Unido a esto, parece haber una serie de presunciones extendidas desde distintas organizaciones sociales (formales e informales) y asumidas con demasiada facilidad, referidas a que la situación no es tan negativa, que los cambios acontecerán sin necesidad de hacer nada o, aún más paralizante, que los cambios son imposibles y las alternativas inviables.
Por último, convendría tener presentes todos los significados negativos que se asocian habitualmente a formar parte de una organización política: la búsqueda de intereses personales, el "amiguismo", la corrupción, las luchas de poder, etc.
- Las dificultades de participación: dónde, cuándo, cómo. No existen apenas espacios, no ya virtuales, sino físicos, donde los jóvenes puedan desarrollar esta participación. Las mismas condiciones laborales dificultan en muchas ocasiones la movilización social y política continuada. Y ni se fomenta, ni se enseña a crear y formar parte de organizaciones alternativas a las establecidas.

3. VIAS PARA EL CAMBIO

Una vez esbozadas las posibles causas, proponemos a continuación, vías de cambio:

- En primer lugar, es imprescindible la difusión de información ignorada o adulterada en los medios de comunicación de masas.
- Creación y mantenimiento de espacios de debate, desde los que los jóvenes puedan reflexionar, aportar ideas e iniciar la movilización.
- Establecer vías de comunicación con ellos (intercambio, aportación de ideas y de nuevas energías).
- Debemos plantearnos también la sustitución de los valores imperantes en nuestro sistema. Aunque este sea un objetivo a largo plazo, debe empezar a trabajarse ya desde cualquier ámbito en el que participemos (trabajo, relaciones personales, etc.)
- En la misma línea, en referencia a ideas asumidas que puedan estar impidiendo la participación de nuestros jóvenes, es imprescindible desmontar los mitos que en torno a dicha participación se extienden interesadamente.
- En vista de la escasa motivación para todo lo que tenga tintes de colectivo, el acercamiento quizá debería hacerse a partir de aquello que afecte personalmente a los jóvenes, con formas puntuales (más a largo plazo, sostenidas) de participación. En este sentido, deben realizarse actuaciones conjuntas con otros movimientos sociales en los que participa la juventud (por ejemplo, movimiento antiglobalización).


4. RELACIÓN PCE-UJCE

Planteamos que la relación entre UJCE y PCE sea de autonomía organizativa pero de referencia recíproca.
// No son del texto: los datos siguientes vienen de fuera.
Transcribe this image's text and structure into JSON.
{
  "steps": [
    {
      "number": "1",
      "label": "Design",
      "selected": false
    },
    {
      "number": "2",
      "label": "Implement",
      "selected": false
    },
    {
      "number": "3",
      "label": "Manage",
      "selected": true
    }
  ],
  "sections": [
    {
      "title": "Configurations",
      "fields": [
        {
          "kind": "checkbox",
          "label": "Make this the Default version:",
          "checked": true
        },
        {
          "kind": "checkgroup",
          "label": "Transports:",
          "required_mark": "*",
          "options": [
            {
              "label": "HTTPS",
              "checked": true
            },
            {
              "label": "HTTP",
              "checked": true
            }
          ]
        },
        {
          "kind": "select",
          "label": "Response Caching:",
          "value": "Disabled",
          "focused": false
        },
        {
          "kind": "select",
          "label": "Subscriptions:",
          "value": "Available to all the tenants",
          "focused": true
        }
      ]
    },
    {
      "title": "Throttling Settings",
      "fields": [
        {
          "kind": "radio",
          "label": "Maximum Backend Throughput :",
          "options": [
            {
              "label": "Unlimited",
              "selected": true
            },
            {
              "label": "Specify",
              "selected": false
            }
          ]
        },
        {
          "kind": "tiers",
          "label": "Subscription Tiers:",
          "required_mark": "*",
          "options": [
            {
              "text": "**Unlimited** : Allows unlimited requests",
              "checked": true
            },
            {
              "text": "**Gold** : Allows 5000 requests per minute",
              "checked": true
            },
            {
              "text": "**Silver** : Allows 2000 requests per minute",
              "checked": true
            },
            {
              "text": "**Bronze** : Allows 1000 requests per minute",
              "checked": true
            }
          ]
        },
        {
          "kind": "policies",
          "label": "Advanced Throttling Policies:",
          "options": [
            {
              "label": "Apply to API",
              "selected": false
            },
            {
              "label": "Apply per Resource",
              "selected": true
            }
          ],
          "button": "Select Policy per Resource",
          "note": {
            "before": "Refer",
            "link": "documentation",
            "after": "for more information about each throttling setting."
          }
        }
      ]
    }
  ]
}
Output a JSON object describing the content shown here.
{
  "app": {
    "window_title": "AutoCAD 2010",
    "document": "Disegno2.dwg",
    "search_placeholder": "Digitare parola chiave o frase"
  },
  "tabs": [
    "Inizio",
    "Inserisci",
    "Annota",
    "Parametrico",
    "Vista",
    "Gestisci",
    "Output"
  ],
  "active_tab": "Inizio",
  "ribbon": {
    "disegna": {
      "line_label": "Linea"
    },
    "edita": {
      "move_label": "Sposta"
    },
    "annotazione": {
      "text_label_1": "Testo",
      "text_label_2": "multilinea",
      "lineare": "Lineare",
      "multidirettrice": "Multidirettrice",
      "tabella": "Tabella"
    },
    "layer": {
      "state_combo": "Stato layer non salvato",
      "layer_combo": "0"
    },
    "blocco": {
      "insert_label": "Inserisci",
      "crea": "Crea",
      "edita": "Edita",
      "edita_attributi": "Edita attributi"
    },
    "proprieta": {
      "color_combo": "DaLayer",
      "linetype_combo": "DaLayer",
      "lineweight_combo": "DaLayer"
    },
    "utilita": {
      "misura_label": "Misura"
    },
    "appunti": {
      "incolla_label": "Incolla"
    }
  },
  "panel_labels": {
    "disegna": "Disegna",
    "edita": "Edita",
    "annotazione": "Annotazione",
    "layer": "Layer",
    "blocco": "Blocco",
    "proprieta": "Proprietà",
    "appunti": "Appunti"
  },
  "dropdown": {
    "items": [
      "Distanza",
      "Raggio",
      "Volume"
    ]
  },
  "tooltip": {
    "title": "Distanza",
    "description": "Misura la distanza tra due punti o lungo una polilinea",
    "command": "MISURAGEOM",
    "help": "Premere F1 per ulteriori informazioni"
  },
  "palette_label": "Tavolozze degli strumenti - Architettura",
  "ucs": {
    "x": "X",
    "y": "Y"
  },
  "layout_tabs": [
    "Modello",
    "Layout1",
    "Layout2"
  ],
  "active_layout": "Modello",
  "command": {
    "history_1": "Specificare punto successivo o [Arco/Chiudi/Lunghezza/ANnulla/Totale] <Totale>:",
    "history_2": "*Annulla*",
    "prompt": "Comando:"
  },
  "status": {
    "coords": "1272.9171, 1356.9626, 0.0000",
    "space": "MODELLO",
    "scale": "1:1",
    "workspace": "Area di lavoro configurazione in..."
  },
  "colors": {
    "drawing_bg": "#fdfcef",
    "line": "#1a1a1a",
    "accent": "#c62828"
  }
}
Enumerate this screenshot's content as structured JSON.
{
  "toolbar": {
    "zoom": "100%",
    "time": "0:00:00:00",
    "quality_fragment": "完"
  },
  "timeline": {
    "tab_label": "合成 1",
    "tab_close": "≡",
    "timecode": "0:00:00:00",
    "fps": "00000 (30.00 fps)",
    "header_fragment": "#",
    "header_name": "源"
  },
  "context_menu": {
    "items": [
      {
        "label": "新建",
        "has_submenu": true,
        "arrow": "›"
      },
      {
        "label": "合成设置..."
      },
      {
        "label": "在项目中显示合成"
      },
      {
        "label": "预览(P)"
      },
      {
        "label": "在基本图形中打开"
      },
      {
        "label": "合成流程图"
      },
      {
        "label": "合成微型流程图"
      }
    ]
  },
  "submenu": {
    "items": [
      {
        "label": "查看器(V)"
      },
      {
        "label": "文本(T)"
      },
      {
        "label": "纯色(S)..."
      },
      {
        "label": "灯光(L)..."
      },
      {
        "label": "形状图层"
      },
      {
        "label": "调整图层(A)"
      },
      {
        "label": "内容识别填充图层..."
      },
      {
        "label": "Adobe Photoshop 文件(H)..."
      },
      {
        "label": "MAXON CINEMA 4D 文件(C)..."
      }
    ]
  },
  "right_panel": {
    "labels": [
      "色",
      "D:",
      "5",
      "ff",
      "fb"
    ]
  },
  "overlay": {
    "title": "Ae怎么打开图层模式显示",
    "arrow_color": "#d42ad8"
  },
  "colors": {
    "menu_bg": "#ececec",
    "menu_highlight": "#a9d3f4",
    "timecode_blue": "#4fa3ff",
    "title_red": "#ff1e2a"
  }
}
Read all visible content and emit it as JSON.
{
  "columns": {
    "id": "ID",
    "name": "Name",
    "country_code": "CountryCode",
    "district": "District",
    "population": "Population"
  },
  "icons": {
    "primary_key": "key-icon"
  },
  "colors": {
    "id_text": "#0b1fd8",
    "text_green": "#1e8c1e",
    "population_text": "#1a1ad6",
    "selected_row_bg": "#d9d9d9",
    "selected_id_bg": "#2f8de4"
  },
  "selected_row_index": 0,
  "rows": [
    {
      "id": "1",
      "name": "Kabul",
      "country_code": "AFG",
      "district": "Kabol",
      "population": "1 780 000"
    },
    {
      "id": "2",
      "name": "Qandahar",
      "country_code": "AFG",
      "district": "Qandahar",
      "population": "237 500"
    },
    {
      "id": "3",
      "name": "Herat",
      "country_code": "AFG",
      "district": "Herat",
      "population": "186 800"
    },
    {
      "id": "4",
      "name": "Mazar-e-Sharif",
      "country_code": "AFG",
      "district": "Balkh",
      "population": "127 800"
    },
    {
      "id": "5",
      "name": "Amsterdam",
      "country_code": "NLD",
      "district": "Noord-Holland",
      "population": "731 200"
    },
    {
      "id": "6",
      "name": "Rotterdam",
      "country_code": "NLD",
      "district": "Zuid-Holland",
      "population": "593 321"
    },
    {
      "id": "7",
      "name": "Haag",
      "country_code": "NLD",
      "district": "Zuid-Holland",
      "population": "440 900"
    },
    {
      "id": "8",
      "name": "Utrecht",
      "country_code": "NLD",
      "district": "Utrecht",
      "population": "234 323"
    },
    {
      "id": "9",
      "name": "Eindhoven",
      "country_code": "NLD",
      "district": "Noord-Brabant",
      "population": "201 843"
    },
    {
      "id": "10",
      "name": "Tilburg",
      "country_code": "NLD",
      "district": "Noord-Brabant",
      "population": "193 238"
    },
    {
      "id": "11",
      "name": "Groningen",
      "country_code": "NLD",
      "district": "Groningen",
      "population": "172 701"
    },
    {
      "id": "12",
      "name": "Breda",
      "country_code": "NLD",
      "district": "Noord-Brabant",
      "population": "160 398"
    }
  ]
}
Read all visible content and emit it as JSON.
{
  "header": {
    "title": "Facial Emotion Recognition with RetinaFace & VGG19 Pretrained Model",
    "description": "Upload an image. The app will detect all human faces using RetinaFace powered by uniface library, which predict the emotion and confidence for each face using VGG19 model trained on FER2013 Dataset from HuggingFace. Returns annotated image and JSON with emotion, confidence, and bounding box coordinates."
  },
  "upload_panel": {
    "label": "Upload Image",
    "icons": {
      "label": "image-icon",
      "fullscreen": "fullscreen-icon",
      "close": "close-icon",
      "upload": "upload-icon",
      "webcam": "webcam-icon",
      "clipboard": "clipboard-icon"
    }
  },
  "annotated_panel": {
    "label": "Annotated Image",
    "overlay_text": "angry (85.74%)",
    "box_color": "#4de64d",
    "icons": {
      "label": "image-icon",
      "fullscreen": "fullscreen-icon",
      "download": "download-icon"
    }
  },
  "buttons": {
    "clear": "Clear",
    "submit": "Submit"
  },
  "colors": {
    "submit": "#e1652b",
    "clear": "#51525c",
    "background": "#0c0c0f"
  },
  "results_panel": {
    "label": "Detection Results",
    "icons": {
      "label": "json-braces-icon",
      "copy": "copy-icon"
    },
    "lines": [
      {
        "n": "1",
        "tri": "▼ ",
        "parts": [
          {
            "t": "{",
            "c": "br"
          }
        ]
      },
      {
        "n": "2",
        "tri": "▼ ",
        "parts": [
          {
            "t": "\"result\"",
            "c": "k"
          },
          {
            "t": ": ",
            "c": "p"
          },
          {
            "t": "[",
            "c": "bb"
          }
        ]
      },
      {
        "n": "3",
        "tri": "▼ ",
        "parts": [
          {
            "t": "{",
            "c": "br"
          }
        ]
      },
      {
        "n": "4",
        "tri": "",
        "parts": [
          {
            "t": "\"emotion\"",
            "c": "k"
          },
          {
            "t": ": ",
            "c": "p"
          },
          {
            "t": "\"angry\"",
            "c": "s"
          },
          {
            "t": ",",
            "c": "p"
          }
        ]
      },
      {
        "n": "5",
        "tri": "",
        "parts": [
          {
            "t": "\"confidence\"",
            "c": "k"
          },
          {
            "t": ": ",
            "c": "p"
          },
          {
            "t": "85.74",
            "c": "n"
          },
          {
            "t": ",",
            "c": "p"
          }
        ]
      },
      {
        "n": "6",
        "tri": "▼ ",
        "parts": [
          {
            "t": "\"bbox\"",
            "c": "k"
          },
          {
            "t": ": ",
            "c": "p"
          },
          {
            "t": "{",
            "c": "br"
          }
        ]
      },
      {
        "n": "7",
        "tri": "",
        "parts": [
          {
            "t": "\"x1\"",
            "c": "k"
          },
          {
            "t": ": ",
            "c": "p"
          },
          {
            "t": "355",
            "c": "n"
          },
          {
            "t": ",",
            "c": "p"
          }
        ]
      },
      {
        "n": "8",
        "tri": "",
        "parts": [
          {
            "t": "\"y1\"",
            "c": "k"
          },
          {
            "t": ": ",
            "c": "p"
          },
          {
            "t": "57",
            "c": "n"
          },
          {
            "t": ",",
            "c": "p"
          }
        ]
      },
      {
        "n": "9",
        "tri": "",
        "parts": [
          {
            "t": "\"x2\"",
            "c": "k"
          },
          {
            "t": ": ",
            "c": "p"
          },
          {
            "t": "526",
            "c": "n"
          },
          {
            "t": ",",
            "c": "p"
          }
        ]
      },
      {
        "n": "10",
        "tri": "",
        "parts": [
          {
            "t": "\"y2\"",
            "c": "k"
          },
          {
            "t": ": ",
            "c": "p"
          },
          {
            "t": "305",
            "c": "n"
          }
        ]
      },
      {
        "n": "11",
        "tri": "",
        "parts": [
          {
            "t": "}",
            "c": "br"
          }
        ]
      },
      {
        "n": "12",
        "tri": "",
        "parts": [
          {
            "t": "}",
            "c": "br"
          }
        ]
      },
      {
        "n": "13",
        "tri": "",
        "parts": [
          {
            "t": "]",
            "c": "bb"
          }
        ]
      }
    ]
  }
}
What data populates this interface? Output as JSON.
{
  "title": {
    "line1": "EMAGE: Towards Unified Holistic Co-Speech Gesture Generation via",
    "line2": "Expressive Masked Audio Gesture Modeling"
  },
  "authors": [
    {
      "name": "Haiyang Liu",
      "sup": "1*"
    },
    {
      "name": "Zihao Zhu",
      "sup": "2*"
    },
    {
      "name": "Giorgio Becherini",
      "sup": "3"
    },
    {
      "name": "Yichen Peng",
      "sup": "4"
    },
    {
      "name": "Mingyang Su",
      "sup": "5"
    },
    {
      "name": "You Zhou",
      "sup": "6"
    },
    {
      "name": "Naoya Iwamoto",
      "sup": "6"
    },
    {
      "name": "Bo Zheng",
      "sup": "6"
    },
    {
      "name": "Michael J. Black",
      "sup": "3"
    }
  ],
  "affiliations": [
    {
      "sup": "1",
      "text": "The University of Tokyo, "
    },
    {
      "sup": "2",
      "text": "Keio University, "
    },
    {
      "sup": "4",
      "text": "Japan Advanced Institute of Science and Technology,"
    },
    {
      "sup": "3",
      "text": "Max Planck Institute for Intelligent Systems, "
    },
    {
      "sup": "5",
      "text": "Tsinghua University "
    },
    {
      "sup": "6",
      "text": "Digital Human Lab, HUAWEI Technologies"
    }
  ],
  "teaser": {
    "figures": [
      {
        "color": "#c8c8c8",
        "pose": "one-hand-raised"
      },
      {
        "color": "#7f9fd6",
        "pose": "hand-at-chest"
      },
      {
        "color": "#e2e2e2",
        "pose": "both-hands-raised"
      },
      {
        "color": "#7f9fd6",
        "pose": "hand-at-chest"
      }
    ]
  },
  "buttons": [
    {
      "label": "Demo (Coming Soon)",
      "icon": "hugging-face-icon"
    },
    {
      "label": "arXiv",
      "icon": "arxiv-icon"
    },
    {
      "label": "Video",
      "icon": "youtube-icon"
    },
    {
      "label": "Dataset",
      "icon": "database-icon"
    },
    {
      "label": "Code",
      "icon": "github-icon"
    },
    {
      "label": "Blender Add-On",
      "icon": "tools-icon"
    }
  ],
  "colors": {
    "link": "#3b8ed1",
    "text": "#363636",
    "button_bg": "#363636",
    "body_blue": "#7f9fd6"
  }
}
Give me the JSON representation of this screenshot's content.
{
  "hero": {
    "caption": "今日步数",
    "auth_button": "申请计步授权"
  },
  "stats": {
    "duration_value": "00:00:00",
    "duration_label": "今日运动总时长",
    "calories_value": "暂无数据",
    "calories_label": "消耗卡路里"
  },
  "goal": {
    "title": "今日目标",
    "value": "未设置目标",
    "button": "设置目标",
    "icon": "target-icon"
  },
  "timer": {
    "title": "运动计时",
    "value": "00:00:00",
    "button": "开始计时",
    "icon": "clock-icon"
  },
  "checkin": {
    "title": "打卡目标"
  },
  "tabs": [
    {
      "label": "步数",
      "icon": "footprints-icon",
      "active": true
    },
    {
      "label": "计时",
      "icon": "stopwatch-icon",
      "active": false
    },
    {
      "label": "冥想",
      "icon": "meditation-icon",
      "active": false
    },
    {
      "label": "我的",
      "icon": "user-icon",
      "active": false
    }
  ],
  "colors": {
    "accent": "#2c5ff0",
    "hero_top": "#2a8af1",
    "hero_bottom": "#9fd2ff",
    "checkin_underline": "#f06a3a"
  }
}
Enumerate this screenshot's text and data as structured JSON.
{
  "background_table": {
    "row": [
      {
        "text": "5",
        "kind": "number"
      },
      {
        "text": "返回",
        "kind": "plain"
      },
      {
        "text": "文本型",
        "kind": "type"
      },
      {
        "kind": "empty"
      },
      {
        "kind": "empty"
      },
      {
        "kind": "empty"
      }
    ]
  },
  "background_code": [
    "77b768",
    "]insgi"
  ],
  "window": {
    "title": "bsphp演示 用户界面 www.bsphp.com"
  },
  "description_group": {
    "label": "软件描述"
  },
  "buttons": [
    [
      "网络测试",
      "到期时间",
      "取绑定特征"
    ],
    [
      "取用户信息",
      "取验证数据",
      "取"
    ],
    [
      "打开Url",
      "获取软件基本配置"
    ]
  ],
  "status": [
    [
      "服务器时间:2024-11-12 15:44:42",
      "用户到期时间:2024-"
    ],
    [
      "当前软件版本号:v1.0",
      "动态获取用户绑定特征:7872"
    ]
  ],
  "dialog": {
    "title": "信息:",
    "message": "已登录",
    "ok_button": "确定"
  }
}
Las visiones que ambas organizaciones aportan pueden ser complementarias y, cuando no lo sean, convertirse en un debate a través del que se superen dificultades.
El PCE debe ser un ejemplo organizativo en el sentido de que se aplique en el mismo partido aquello por lo que se lucha. No puede ser un espacio más donde se reproduzcan las relaciones que existen en una sociedad capitalista.
El partido ha de aportar formación y experiencia a sus jóvenes y estos renovación de ideas y de participantes.
Se hace necesaria la creación de una tradición de lucha, desde la que se facilite el acceso de los jóvenes a la militancia. Sabemos que ahora debemos ser nosotros los que tomemos la iniciativa pero el camino será continuado por los jóvenes si logramos iniciar este espíritu.